Among the most notable developments is the entry of Chinese EV giant BYD, which has confirmed plans to establish a large-scale production facility in Karachi. The plant, scheduled to begin operations in 2026, will have an annual capacity of 25,000 vehicles. BYD’s ambitions are equally striking, as it seeks to capture 30 to 35 percent of Pakistan’s EV market share within a few years. Market experts suggest that by 2030, nearly one in three vehicles on Pakistan’s roads could be electric, underlining the scale of transition already underway. Government incentives, such as a 45 percent reduction in EV charging tariffs, are further boosting adoption, while analysts forecast that the size of the domestic EV market could triple or even quadruple by 2025.
Pakistan’s auto exports are also demonstrating steady growth alongside these developments. In 2023, the country exported over 10,000 cars, marking a 20 percent increase from the previous year. Master Changan contributed to this momentum by becoming the first company to export cars from Pakistan, an achievement seen as a milestone for the local industry.

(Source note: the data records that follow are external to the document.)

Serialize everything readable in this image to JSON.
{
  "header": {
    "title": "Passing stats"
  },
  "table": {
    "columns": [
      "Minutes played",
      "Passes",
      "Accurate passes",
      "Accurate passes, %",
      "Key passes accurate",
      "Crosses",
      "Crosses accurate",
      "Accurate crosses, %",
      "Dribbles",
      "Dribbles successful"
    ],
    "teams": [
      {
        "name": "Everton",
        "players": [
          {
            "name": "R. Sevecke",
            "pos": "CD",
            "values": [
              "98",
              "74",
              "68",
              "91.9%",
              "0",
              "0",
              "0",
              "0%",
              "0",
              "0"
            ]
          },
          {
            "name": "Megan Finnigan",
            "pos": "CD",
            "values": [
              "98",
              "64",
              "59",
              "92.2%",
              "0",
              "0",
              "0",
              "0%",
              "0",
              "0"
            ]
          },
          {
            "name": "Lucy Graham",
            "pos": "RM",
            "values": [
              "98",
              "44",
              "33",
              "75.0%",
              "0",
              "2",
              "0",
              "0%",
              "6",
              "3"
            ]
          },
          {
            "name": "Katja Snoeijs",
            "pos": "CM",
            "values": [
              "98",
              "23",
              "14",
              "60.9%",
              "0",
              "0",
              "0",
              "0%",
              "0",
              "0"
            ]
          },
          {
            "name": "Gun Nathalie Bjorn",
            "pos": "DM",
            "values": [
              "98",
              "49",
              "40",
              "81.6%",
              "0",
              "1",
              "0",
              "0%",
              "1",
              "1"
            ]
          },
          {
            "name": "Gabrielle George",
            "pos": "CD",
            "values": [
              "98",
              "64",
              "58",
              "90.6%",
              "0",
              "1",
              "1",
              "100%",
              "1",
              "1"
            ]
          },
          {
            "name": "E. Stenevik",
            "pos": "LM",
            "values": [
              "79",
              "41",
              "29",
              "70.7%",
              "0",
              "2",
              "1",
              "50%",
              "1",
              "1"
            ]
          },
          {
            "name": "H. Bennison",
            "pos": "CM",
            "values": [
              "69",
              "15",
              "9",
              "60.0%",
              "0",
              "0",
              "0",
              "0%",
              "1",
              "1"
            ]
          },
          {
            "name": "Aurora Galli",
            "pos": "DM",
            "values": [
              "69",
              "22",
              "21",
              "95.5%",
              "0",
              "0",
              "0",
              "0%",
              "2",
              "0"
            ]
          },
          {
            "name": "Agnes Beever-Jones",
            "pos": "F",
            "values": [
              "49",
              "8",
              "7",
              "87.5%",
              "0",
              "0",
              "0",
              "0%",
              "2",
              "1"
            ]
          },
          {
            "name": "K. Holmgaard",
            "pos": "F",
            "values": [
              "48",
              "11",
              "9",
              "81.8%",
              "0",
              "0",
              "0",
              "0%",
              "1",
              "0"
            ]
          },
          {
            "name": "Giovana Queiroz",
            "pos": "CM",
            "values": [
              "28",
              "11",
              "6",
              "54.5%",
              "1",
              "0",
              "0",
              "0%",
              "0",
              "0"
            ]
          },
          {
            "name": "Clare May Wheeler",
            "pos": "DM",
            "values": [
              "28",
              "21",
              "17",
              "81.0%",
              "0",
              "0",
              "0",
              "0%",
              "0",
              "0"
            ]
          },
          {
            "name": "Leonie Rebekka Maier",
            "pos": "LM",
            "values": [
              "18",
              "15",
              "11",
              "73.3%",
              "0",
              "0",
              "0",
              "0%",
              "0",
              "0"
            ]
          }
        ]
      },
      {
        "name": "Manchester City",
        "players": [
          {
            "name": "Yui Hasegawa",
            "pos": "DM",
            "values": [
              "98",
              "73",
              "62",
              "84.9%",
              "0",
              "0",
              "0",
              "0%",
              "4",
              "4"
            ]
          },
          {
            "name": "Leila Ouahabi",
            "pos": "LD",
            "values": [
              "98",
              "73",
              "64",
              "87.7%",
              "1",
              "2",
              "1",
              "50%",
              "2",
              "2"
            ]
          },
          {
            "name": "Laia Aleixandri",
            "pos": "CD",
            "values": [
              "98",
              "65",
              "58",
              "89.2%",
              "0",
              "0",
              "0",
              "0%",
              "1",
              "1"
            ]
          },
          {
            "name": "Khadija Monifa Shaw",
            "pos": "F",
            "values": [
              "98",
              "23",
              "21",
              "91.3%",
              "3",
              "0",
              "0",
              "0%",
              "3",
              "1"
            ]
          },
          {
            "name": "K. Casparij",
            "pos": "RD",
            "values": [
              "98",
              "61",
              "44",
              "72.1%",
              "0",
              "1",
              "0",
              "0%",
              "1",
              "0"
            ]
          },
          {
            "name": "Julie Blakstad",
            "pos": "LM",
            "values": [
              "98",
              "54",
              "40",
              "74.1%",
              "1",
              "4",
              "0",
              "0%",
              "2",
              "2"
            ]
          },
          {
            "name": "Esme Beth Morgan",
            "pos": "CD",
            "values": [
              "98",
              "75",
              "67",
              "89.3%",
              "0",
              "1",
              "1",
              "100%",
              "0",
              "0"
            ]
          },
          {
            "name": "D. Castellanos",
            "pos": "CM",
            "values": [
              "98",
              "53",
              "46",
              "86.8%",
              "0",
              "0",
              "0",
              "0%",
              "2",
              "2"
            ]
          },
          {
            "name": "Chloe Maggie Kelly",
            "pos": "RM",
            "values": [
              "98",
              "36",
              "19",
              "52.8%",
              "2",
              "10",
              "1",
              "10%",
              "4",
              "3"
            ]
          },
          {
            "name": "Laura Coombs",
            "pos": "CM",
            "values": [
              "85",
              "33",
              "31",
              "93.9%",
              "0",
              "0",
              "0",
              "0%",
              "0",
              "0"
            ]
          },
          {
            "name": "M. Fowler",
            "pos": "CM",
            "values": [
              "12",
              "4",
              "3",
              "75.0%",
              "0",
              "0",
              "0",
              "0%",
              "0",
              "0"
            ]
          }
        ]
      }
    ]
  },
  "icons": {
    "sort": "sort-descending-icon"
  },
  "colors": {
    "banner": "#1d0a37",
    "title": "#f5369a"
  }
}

Complementing this progress, related industries have also begun to expand their footprint globally. Tractor exports to Central Asia and African markets are now valued at $40 to $50 million annually, while Pakistan’s battery exports have reached $30 million. In another breakthrough, the country has successfully exported 800,000 tons of raw iron for the first time, signaling growing diversification of industrial exports.
Further opportunities are on the horizon as talks with Russia are ongoing regarding the revival of Pakistan Steel Mills, a development that could enable the export of finished steel in the coming years. Such initiatives, combined with the influx of foreign investment in EV manufacturing, are expected to strengthen Pakistan’s industrial base and improve its standing in global supply chains. With multinational companies entering the local market and the government actively supporting sustainable mobility, Pakistan is steadily moving toward an automotive transformation that combines economic growth with technological progress.